Valdemoro ocupa un lugar muy especial en mi corazón. He pasado por diversos conservatorios y tengo muchos recuerdos de lucha constante. Muchos profesores de música tienen la espinita de no haber podido dedicarse profesionalmente a la interpretación musical. Hay cierto grado de frustración que se convierte en mediocridad. Sin embargo, cuando llegué a Valdemoro, me encontré con un equipo de trabajo fantástico. Es un grupo de trabajo en el que me sentí aceptada desde el primer momento. Y esto me permite hacer mejor mi trabajo. Además, la Escuela de Música de Valdemoro me permite hacer una enseñanza individual. Las escuelas municipales están pecando últimamente de ser excesivamente grupales y de llenar los grupos demasiado. Esto dificulta muchísimo el trabajo de calidad. Para mis compañeros, es importante la enseñanza individual.
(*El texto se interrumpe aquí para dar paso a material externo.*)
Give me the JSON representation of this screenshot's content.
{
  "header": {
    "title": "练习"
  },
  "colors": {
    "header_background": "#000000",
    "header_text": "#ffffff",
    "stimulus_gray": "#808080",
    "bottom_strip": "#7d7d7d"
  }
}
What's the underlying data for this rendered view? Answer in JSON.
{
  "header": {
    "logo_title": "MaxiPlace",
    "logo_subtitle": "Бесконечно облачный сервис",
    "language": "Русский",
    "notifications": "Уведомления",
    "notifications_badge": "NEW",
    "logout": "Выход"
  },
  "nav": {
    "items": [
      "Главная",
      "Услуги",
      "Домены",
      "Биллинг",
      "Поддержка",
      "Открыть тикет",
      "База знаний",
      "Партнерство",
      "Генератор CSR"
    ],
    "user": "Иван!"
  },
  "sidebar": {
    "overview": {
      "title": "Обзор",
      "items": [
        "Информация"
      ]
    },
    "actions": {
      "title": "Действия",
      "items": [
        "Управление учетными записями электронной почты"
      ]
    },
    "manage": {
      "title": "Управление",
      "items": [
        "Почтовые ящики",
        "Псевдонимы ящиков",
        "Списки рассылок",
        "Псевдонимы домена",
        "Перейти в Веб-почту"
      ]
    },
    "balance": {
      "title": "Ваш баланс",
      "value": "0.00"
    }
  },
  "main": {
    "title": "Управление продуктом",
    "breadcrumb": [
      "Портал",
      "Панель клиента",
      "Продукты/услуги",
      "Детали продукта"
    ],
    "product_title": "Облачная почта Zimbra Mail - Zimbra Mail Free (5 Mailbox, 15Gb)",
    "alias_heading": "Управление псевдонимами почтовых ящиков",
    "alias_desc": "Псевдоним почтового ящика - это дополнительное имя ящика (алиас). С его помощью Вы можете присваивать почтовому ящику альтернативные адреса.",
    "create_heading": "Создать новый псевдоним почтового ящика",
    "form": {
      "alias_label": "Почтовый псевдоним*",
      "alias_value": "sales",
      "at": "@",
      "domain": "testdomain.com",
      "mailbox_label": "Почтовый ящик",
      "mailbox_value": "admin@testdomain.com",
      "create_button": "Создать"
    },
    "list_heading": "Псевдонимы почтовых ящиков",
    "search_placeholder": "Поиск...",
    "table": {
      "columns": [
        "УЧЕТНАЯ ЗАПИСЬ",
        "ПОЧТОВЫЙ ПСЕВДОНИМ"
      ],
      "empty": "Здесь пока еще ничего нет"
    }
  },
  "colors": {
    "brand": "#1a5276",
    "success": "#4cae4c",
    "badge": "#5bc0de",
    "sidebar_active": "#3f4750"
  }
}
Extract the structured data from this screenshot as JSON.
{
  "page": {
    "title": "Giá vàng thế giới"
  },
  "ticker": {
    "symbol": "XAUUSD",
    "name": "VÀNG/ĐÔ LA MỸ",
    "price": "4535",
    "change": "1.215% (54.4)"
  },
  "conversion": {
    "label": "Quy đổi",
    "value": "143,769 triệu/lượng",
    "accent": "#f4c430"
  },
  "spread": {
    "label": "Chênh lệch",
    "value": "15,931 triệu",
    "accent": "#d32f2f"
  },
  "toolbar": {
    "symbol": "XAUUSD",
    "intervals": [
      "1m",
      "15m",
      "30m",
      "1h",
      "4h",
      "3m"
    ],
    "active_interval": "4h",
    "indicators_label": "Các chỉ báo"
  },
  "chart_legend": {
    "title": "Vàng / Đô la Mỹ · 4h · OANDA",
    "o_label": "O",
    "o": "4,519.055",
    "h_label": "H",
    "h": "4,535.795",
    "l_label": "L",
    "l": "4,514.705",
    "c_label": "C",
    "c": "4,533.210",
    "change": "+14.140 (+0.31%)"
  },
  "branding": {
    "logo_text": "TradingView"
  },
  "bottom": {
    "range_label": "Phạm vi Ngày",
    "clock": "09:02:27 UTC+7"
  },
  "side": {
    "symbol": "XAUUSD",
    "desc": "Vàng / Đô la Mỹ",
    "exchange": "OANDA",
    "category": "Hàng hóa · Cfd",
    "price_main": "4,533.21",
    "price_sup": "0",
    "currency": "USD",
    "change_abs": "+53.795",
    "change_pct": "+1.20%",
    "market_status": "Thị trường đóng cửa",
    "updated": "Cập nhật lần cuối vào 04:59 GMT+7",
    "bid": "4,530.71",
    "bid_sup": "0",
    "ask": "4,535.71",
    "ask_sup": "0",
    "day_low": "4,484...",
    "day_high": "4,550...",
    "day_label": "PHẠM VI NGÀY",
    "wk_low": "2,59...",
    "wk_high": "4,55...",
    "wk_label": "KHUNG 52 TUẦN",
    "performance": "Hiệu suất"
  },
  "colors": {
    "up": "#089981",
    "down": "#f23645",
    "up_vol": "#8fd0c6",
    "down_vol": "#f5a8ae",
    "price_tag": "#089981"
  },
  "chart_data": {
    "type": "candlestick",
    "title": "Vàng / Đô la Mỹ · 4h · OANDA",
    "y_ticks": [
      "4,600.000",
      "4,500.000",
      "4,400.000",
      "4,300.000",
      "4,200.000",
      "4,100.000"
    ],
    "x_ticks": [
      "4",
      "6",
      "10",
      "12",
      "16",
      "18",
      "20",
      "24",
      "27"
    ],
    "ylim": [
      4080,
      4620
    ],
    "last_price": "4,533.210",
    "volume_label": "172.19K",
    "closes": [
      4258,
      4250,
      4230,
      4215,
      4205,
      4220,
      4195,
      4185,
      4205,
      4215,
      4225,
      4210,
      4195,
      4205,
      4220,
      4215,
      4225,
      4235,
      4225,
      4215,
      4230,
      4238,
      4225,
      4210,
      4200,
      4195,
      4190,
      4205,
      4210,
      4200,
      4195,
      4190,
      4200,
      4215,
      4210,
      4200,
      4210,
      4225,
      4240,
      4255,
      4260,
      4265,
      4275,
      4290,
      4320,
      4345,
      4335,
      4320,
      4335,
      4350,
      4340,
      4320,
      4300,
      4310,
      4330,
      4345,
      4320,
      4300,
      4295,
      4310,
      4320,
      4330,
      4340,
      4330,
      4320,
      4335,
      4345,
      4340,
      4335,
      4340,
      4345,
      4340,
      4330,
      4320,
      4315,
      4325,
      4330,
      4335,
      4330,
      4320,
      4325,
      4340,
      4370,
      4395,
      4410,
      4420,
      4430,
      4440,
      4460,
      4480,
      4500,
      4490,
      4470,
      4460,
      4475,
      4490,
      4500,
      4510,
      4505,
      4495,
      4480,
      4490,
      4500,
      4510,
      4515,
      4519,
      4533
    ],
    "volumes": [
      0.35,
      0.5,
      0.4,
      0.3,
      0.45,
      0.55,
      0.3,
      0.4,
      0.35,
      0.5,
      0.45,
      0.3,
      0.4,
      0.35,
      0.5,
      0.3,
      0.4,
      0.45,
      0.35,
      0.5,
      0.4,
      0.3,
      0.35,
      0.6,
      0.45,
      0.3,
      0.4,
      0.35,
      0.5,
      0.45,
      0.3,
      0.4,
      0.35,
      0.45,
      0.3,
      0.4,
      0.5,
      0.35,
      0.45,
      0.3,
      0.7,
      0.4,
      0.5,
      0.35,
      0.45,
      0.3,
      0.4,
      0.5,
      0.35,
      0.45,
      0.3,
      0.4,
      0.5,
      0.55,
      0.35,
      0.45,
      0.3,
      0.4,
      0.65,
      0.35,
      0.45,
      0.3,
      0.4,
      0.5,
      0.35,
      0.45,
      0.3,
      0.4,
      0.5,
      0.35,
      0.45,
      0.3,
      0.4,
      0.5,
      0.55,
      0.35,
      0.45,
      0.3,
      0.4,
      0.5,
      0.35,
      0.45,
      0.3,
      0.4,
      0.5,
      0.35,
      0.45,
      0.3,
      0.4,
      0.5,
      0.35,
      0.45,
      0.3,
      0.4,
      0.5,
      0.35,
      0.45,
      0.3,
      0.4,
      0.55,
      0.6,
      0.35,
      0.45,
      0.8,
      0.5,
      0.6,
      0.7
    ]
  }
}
Da la casualidad de que la gran mayoría de los profesores tienen un trabajo interpretativo fuera de la escuela y, aparte de la riqueza que eso aporta al centro, ninguno tiene tiempo para criticar a sus compañeros o para meterse en entramados que acaban en malos rollos entre el profesorado. Es la ventaja de tener tu vida llena. Además, esto les permite no solo enseñar música, sino enseñar a los chavales a enfrentarse al público. Nuestros estudiantes salen a tocar fuera de la escuela al menos dos veces al año. Y los profesores también organizamos conciertos para la escuela y para la localidad. Con frecuencia nos inventamos números musicales cómicos.

Y yo vuelvo a mi niñez.

Me traslado al sofá de mimbre donde interpretaba pequeños papeles con mi madre.